Insights Library

Is it more than just a simple fencing dispute?

Best Hooper

It is not uncommon for, what would appear to be, a simple fencing dispute to subsequently turn into boundary dispute. In many cases, a Fencing Notice is properly served pursuant to section 13 of the Fences Act 1968; in some cases, after obtaining a surveyor’s plan. Disputes commonly arise where it is evident that the existing fence line and the title boundary do not correspond, and there is a lack of understanding of the legal concept of adverse possession either by the possessor or the person dispossessed of part of their land, or both.

Statements such as ‘I am the legal owner, how can they have a claim over land that is mine’ and ‘do I have to agree to a new fence if their land is already within my fence’ have been uttered on many occasions. In some cases, the dispossessed owner(s) has recently purchased the property and fails to understand how they could have ‘inherited’ such as problem. In instances where boundary disputes arise, it is more than likely that a lack of understanding of facts and the law will result in failed negotiations and to proceedings being commenced, especially where one party (or both) fails to seek legal advice.

Boundary Disputes and Fences Act 1968

Many cases involving boundary disputes are resolved without having to initiate proceedings. However, there are some that do make it into the Magistrates’ Court. For those that do, the Magistrates’ Court has the power pursuant to section 30E Fences Act 1968 to hear and determine matters relating to adverse possession claims that arise from fencing disputes.

Section 30E states:

(1) A person may file a complaint in the Magistrates’ Court under this section claiming title by possession to a part of adjoining land to the land that person owns if—

(a) the land that person owns is land in respect of which a complaint is filed under another provision of this Act; and
(b) the land that the person is claiming title by possession to is land on which fencing works and any subsidiary works that are the subject of that complaint are to be carried out.

(2) The Magistrates’ Court may make an order in relation to who is entitled to title by possession of that part of the adjoining lands on which the fencing works and any subsidiary works are to be carried out.

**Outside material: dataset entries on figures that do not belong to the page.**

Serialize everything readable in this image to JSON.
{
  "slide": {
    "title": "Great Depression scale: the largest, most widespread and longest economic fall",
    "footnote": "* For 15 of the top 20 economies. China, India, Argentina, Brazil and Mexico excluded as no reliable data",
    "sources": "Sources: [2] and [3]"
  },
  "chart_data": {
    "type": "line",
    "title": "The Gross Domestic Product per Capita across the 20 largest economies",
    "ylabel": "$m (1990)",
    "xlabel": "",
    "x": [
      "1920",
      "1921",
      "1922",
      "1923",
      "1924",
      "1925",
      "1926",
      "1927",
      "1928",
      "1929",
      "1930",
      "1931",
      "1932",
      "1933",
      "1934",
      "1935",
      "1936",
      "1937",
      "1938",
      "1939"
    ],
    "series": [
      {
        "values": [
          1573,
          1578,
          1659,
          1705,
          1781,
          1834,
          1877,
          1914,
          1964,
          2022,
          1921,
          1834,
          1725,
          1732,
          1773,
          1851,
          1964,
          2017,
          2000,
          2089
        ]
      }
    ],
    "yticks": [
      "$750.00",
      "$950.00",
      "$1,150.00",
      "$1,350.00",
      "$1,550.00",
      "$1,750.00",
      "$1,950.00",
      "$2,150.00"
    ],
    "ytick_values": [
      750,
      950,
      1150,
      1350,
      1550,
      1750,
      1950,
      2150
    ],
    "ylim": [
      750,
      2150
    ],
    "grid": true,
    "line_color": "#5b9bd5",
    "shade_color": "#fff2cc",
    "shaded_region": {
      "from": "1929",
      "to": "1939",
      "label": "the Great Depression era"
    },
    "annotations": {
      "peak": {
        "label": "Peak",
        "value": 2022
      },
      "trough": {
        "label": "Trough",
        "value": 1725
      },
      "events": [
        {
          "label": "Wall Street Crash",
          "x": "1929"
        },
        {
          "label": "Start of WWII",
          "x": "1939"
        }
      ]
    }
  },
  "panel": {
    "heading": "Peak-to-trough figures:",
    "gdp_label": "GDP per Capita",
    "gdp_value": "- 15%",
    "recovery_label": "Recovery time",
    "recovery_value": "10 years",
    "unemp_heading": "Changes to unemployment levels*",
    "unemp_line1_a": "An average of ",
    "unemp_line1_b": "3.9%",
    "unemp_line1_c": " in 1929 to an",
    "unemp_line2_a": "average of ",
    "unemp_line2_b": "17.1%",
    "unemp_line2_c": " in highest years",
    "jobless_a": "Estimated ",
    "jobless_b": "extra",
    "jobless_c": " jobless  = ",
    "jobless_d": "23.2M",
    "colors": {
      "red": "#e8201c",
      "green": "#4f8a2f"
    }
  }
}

The term ‘adverse possession’ is well known; however, the legal concept itself is not. The effect of adverse possession is that a true owner can permanently lose the title to their land, by reason of some other person having been in occupation of the land – continuously, intentionally, factually and without permission. In accordance with the provisions of section 8 Limitations of Actions Act 1958, this occupation by the adverse possessor (and their predecessor in title) must be in excess of 15 years.

The Fences Act does not alter the law on adverse possession. Therefore, in order to make a claim, one must meet the aforementioned requirements. However, unlike an application under section 60 Transfer of Land Act 1958, the adverse possessor need not show that there has been an express assignment of their possessory rights if they have not been registered as owner for the entirety of the 15 years, but the aggregate period of possession between them and their predecessor in title is 15 or more years (Shelmerdine and Another v Ringen Pty Ltd and Another [1993] 1 VR 315).

The process of filing a complaint for an order pursuant to section 30E works in much the same way as filing a complaint for an order pursuant to section 30C Fences Act. In this regard, if you are the issuer of the Fencing Notice, you must wait 30 days after the service of the Notice prior to issuing proceedings. Similarly, if one has been served with a Fencing Notice, they may bring proceedings under section 30E, if no agreement has been reached within 30 days of receipt of the Notice.